Implementing SharePoint or Notes is probably beyond the abilities and resources of most small businesses, but smaller companies can get many of the same capabilities with easy-to-use, relatively inexpensive hosted or software-as-a-service (SaaS) solutions.
While none of these applications are as comprehensive or well integrated as SharePoint or Notes/Quickr, they do offer a couple of advantages.
Because they're Web-based, people outside the corporate firewall, including employees working at home, suppliers, and customers, can also easily participate, as long as they have an Internet connection.
SaaS offerings are also very inexpensive, and in some cases are even available free of charge.
These three offerings are just a few of the many. In fact, Internet-based collaboration solutions are fast becoming a glut on the market, especially conferencing services. Recent new entrants include Yuuguu, a virtually free Skype-inspired teleconference service, HearMe, an inexpensive IP-based video conferencing and screen-sharing solution from AVM Software Inc. and SightSpeed, another video conferencing service.
And then there are tools organized around wiki — collaborative knowledge base production — and/or blogging capabilities, products such as Basecamp from 37signals LLC, Clearspace from Jive Software, Confluence from Atlassian and TeamPage from Traction Software.
"The market is messy," notes consultant Kathleen Reidy, a senior analyst with The 451 Group. "It's hard for companies to figure out which is the right technology for what they're trying to do."
The three products we look at, BlueTie, CentralDesktop and GoToMeeting, all have different feature sets, although BlueTie and CentralDesktop do overlap.
BlueTie offers e-mail and collaboration capabilities designed as a low-cost alternative to Microsoft Exchange. (Click for larger image).
» BlueTie
BlueTie, launched in 1999, was one of the first hosted e-mail and collaboration services — the company says the very first. It was designed for small businesses as a low-cost alternative to Microsoft's server-based Exchange e-mail and personal information management product.
BlueTie says it has 230,000 small business customers today and manages over four million e-mail boxes.
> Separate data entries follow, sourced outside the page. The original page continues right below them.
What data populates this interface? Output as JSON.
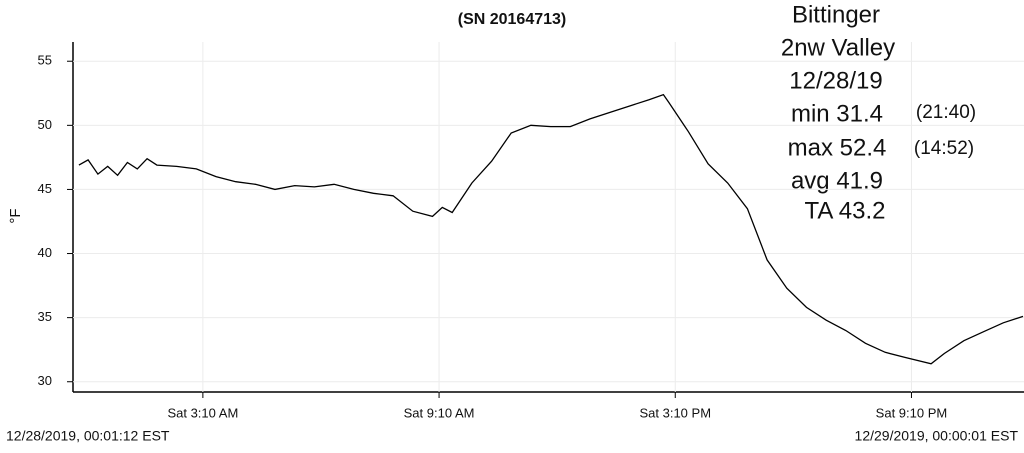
{
  "chart_data": {
    "type": "line",
    "title": "(SN 20164713)",
    "y_label": "°F",
    "annotations": [
      "Bittinger",
      "2nw Valley",
      "12/28/19",
      "min 31.4",
      "(21:40)",
      "max 52.4",
      "(14:52)",
      "avg 41.9",
      "TA 43.2"
    ],
    "start_label": "12/28/2019, 00:01:12 EST",
    "end_label": "12/29/2019, 00:00:01 EST",
    "x": [
      "2019-12-28 00:01",
      "2019-12-28 00:15",
      "2019-12-28 00:30",
      "2019-12-28 00:45",
      "2019-12-28 01:00",
      "2019-12-28 01:15",
      "2019-12-28 01:30",
      "2019-12-28 01:45",
      "2019-12-28 02:00",
      "2019-12-28 02:30",
      "2019-12-28 03:00",
      "2019-12-28 03:30",
      "2019-12-28 04:00",
      "2019-12-28 04:30",
      "2019-12-28 05:00",
      "2019-12-28 05:30",
      "2019-12-28 06:00",
      "2019-12-28 06:30",
      "2019-12-28 07:00",
      "2019-12-28 07:30",
      "2019-12-28 08:00",
      "2019-12-28 08:30",
      "2019-12-28 09:00",
      "2019-12-28 09:15",
      "2019-12-28 09:30",
      "2019-12-28 10:00",
      "2019-12-28 10:30",
      "2019-12-28 11:00",
      "2019-12-28 11:30",
      "2019-12-28 12:00",
      "2019-12-28 12:30",
      "2019-12-28 13:00",
      "2019-12-28 13:30",
      "2019-12-28 14:00",
      "2019-12-28 14:30",
      "2019-12-28 14:52",
      "2019-12-28 15:00",
      "2019-12-28 15:30",
      "2019-12-28 16:00",
      "2019-12-28 16:30",
      "2019-12-28 17:00",
      "2019-12-28 17:30",
      "2019-12-28 18:00",
      "2019-12-28 18:30",
      "2019-12-28 19:00",
      "2019-12-28 19:30",
      "2019-12-28 20:00",
      "2019-12-28 20:30",
      "2019-12-28 21:00",
      "2019-12-28 21:40",
      "2019-12-28 22:00",
      "2019-12-28 22:30",
      "2019-12-28 23:00",
      "2019-12-28 23:30",
      "2019-12-29 00:00"
    ],
    "values": [
      46.9,
      47.3,
      46.2,
      46.8,
      46.1,
      47.1,
      46.6,
      47.4,
      46.9,
      46.8,
      46.6,
      46.0,
      45.6,
      45.4,
      45.0,
      45.3,
      45.2,
      45.4,
      45.0,
      44.7,
      44.5,
      43.3,
      42.9,
      43.6,
      43.2,
      45.5,
      47.2,
      49.4,
      50.0,
      49.9,
      49.9,
      50.5,
      51.0,
      51.5,
      52.0,
      52.4,
      51.8,
      49.5,
      47.0,
      45.5,
      43.5,
      39.5,
      37.3,
      35.8,
      34.8,
      34.0,
      33.0,
      32.3,
      31.9,
      31.4,
      32.2,
      33.2,
      33.9,
      34.6,
      35.1
    ],
    "color": "#000000",
    "xlim": [
      "2019-12-28 00:01:12",
      "2019-12-29 00:00:01"
    ],
    "xticks": [
      {
        "value": "2019-12-28 03:10",
        "label": "Sat 3:10 AM"
      },
      {
        "value": "2019-12-28 09:10",
        "label": "Sat 9:10 AM"
      },
      {
        "value": "2019-12-28 15:10",
        "label": "Sat 3:10 PM"
      },
      {
        "value": "2019-12-28 21:10",
        "label": "Sat 9:10 PM"
      }
    ],
    "ylim": [
      29.2,
      56.5
    ],
    "yticks": [
      30,
      35,
      40,
      45,
      50,
      55
    ],
    "grid": true
  }
}
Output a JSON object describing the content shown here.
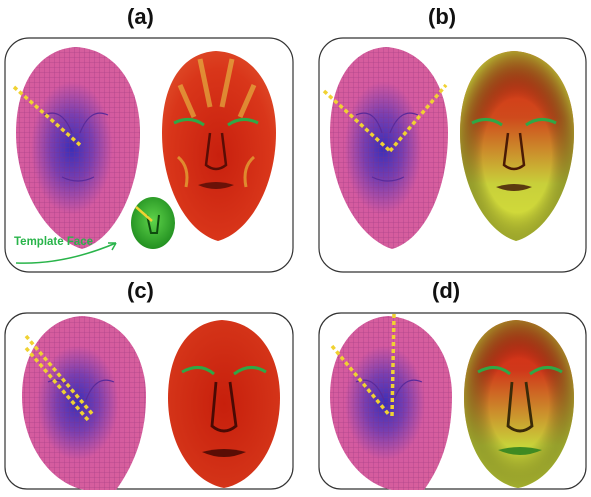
{
  "panels": [
    {
      "id": "a",
      "label": "(a)"
    },
    {
      "id": "b",
      "label": "(b)"
    },
    {
      "id": "c",
      "label": "(c)"
    },
    {
      "id": "d",
      "label": "(d)"
    }
  ],
  "template_label": "Template Face",
  "colors": {
    "mesh_fill": "#d45aa0",
    "mesh_line": "#9b3a8a",
    "mesh_center": "#3a2fb8",
    "guide_line": "#f0d232",
    "heat_red": "#d92a14",
    "heat_yellow": "#d8e23a",
    "template_green": "#2fa62f",
    "annotation_green": "#29b44a",
    "panel_border": "#333333"
  }
}
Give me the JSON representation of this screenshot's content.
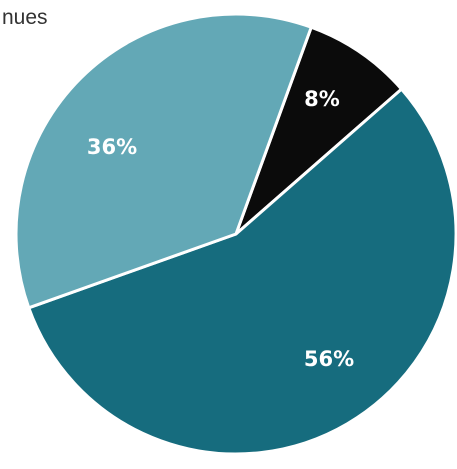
{
  "chart_data": {
    "type": "pie",
    "title": "nues",
    "slices": [
      {
        "label": "8%",
        "value": 8,
        "color": "#0b0b0b"
      },
      {
        "label": "56%",
        "value": 56,
        "color": "#166c7e"
      },
      {
        "label": "36%",
        "value": 36,
        "color": "#63a8b6"
      }
    ],
    "start_angle_deg": 20,
    "direction": "clockwise",
    "separator_color": "#ffffff"
  }
}
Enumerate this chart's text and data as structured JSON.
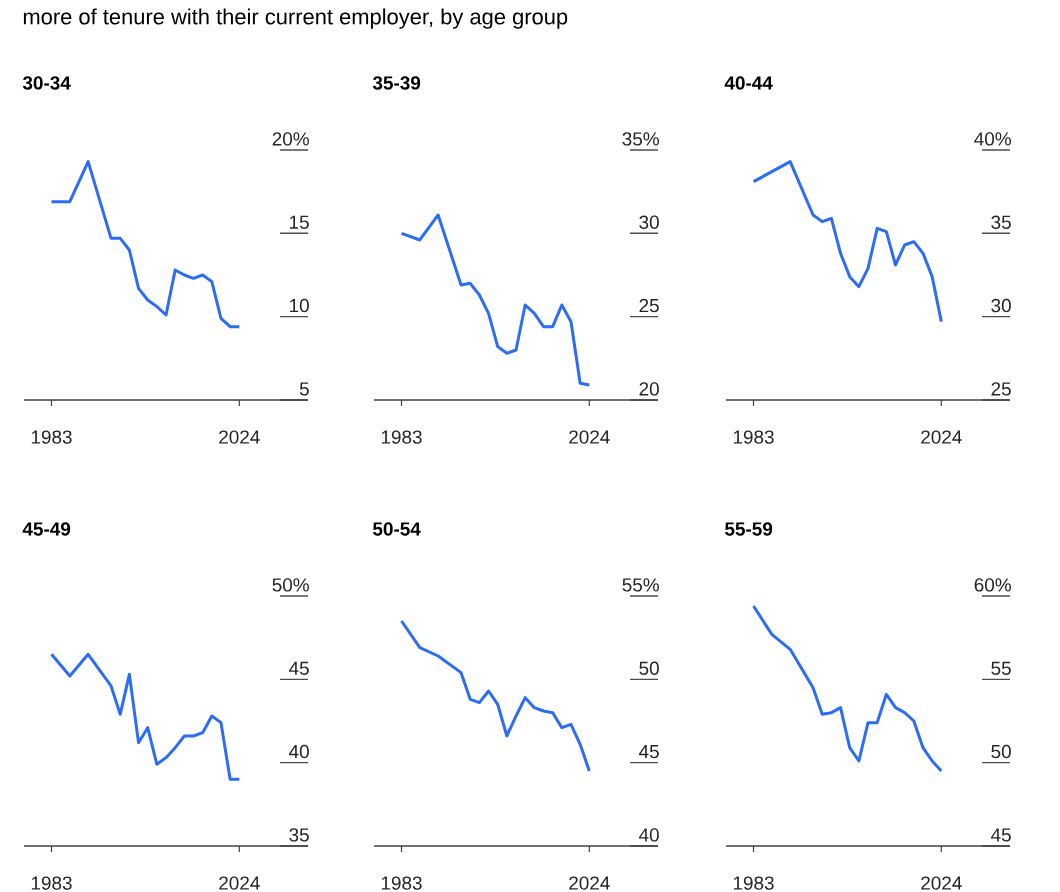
{
  "chart_data": [
    {
      "type": "line",
      "title": "30-34",
      "subtitle": "more of tenure with their current employer, by age group",
      "x": [
        1983,
        1987,
        1991,
        1996,
        1998,
        2000,
        2002,
        2004,
        2006,
        2008,
        2010,
        2012,
        2014,
        2016,
        2018,
        2020,
        2022,
        2024
      ],
      "series": [
        {
          "color": "#2c6cf6",
          "values": [
            16.9,
            16.9,
            19.3,
            14.7,
            14.7,
            14.0,
            11.7,
            11.0,
            10.6,
            10.1,
            12.8,
            12.5,
            12.3,
            12.5,
            12.1,
            9.9,
            9.4,
            9.4
          ]
        }
      ],
      "xlim": [
        1977,
        2039
      ],
      "ylim": [
        5,
        20
      ],
      "xticks": [
        1983,
        2024
      ],
      "yticks": [
        {
          "value": 20,
          "label": "20%"
        },
        15,
        10,
        5
      ]
    },
    {
      "type": "line",
      "title": "35-39",
      "x": [
        1983,
        1987,
        1991,
        1996,
        1998,
        2000,
        2002,
        2004,
        2006,
        2008,
        2010,
        2012,
        2014,
        2016,
        2018,
        2020,
        2022,
        2024
      ],
      "series": [
        {
          "color": "#2c6cf6",
          "values": [
            30.0,
            29.6,
            31.1,
            26.9,
            27.0,
            26.3,
            25.2,
            23.2,
            22.8,
            23.0,
            25.7,
            25.2,
            24.4,
            24.4,
            25.7,
            24.7,
            21.0,
            20.9
          ]
        }
      ],
      "xlim": [
        1977,
        2039
      ],
      "ylim": [
        20,
        35
      ],
      "xticks": [
        1983,
        2024
      ],
      "yticks": [
        {
          "value": 35,
          "label": "35%"
        },
        30,
        25,
        20
      ]
    },
    {
      "type": "line",
      "title": "40-44",
      "x": [
        1983,
        1987,
        1991,
        1996,
        1998,
        2000,
        2002,
        2004,
        2006,
        2008,
        2010,
        2012,
        2014,
        2016,
        2018,
        2020,
        2022,
        2024
      ],
      "series": [
        {
          "color": "#2c6cf6",
          "values": [
            38.1,
            38.7,
            39.3,
            36.1,
            35.7,
            35.9,
            33.8,
            32.4,
            31.8,
            32.9,
            35.3,
            35.1,
            33.1,
            34.3,
            34.5,
            33.8,
            32.4,
            29.7
          ]
        }
      ],
      "xlim": [
        1977,
        2039
      ],
      "ylim": [
        25,
        40
      ],
      "xticks": [
        1983,
        2024
      ],
      "yticks": [
        {
          "value": 40,
          "label": "40%"
        },
        35,
        30,
        25
      ]
    },
    {
      "type": "line",
      "title": "45-49",
      "x": [
        1983,
        1987,
        1991,
        1996,
        1998,
        2000,
        2002,
        2004,
        2006,
        2008,
        2010,
        2012,
        2014,
        2016,
        2018,
        2020,
        2022,
        2024
      ],
      "series": [
        {
          "color": "#2c6cf6",
          "values": [
            46.5,
            45.2,
            46.5,
            44.6,
            42.9,
            45.3,
            41.2,
            42.1,
            39.9,
            40.3,
            40.9,
            41.6,
            41.6,
            41.8,
            42.8,
            42.4,
            39.0,
            39.0
          ]
        }
      ],
      "xlim": [
        1977,
        2039
      ],
      "ylim": [
        35,
        50
      ],
      "xticks": [
        1983,
        2024
      ],
      "yticks": [
        {
          "value": 50,
          "label": "50%"
        },
        45,
        40,
        35
      ]
    },
    {
      "type": "line",
      "title": "50-54",
      "x": [
        1983,
        1987,
        1991,
        1996,
        1998,
        2000,
        2002,
        2004,
        2006,
        2008,
        2010,
        2012,
        2014,
        2016,
        2018,
        2020,
        2022,
        2024
      ],
      "series": [
        {
          "color": "#2c6cf6",
          "values": [
            53.5,
            51.9,
            51.4,
            50.4,
            48.8,
            48.6,
            49.3,
            48.5,
            46.6,
            47.8,
            48.9,
            48.3,
            48.1,
            48.0,
            47.1,
            47.3,
            46.1,
            44.5
          ]
        }
      ],
      "xlim": [
        1977,
        2039
      ],
      "ylim": [
        40,
        55
      ],
      "xticks": [
        1983,
        2024
      ],
      "yticks": [
        {
          "value": 55,
          "label": "55%"
        },
        50,
        45,
        40
      ]
    },
    {
      "type": "line",
      "title": "55-59",
      "x": [
        1983,
        1987,
        1991,
        1996,
        1998,
        2000,
        2002,
        2004,
        2006,
        2008,
        2010,
        2012,
        2014,
        2016,
        2018,
        2020,
        2022,
        2024
      ],
      "series": [
        {
          "color": "#2c6cf6",
          "values": [
            59.4,
            57.7,
            56.8,
            54.5,
            52.9,
            53.0,
            53.3,
            50.9,
            50.1,
            52.4,
            52.4,
            54.1,
            53.3,
            53.0,
            52.5,
            50.9,
            50.1,
            49.5
          ]
        }
      ],
      "xlim": [
        1977,
        2039
      ],
      "ylim": [
        45,
        60
      ],
      "xticks": [
        1983,
        2024
      ],
      "yticks": [
        {
          "value": 60,
          "label": "60%"
        },
        55,
        50,
        45
      ]
    }
  ]
}
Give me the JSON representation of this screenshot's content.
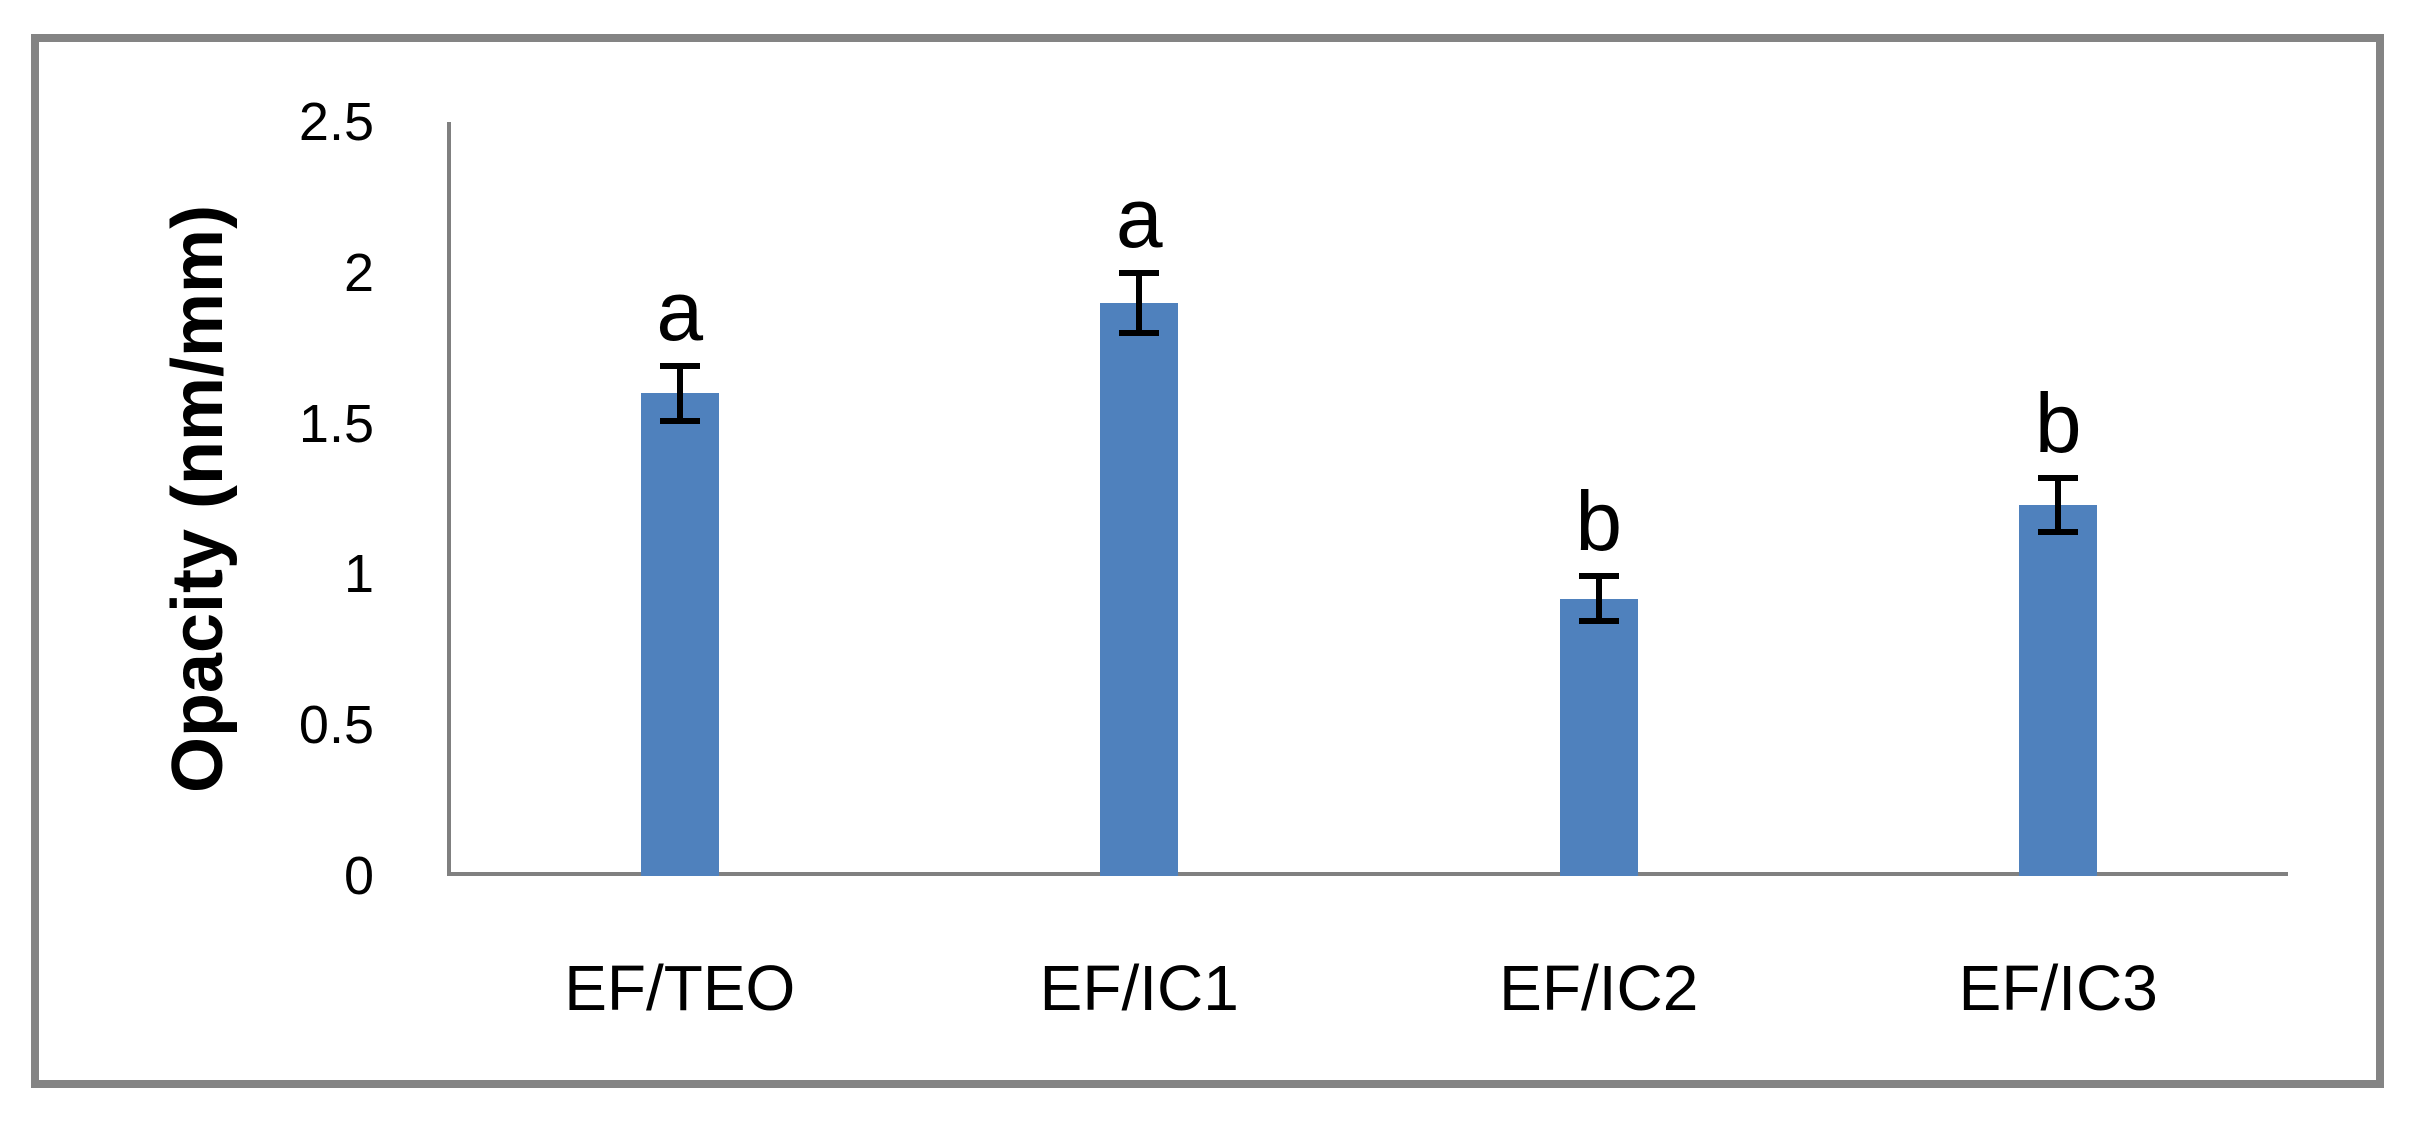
{
  "chart_data": {
    "type": "bar",
    "title": "",
    "xlabel": "",
    "ylabel": "Opacity (nm/mm)",
    "categories": [
      "EF/TEO",
      "EF/IC1",
      "EF/IC2",
      "EF/IC3"
    ],
    "series": [
      {
        "name": "Opacity",
        "values": [
          1.6,
          1.9,
          0.92,
          1.23
        ],
        "errors": [
          0.09,
          0.1,
          0.075,
          0.09
        ],
        "significance_letters": [
          "a",
          "a",
          "b",
          "b"
        ]
      }
    ],
    "ylim": [
      0,
      2.5
    ],
    "yticks": [
      0,
      0.5,
      1,
      1.5,
      2,
      2.5
    ],
    "grid": false,
    "legend": false,
    "bar_color": "#4f81bd",
    "error_bar_color": "#000000",
    "axis_color": "#808080",
    "frame_color": "#848484",
    "text_color": "#000000"
  }
}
It's an e-mail solution first and foremost, like Exchange, but also includes instant messaging (IM) capabilities. And it lets users manage contacts, calendars, and task lists online as well.
All data, including e-mail, is stored on BlueTie's secure servers so you can access it from any Internet-connected computer and some handhelds by keying in your user name and password.
BlueTie also offers some integration with Microsoft Office Outlook, including automatic synchronization between Outlook and BlueTie databases using BlueTie's DirectConnect application. So it's also possible to store BlueTie data locally.
Small companies can centrally manage calendars for a number of employees. A contact center agent or receptionist with proper authorization could book appointments for multiple field sales people, for example, and the meetings would appear automatically in the individual's calendar view.
They can also centrally manage contact lists and maintain a Web-accessible store of shared documents and other files.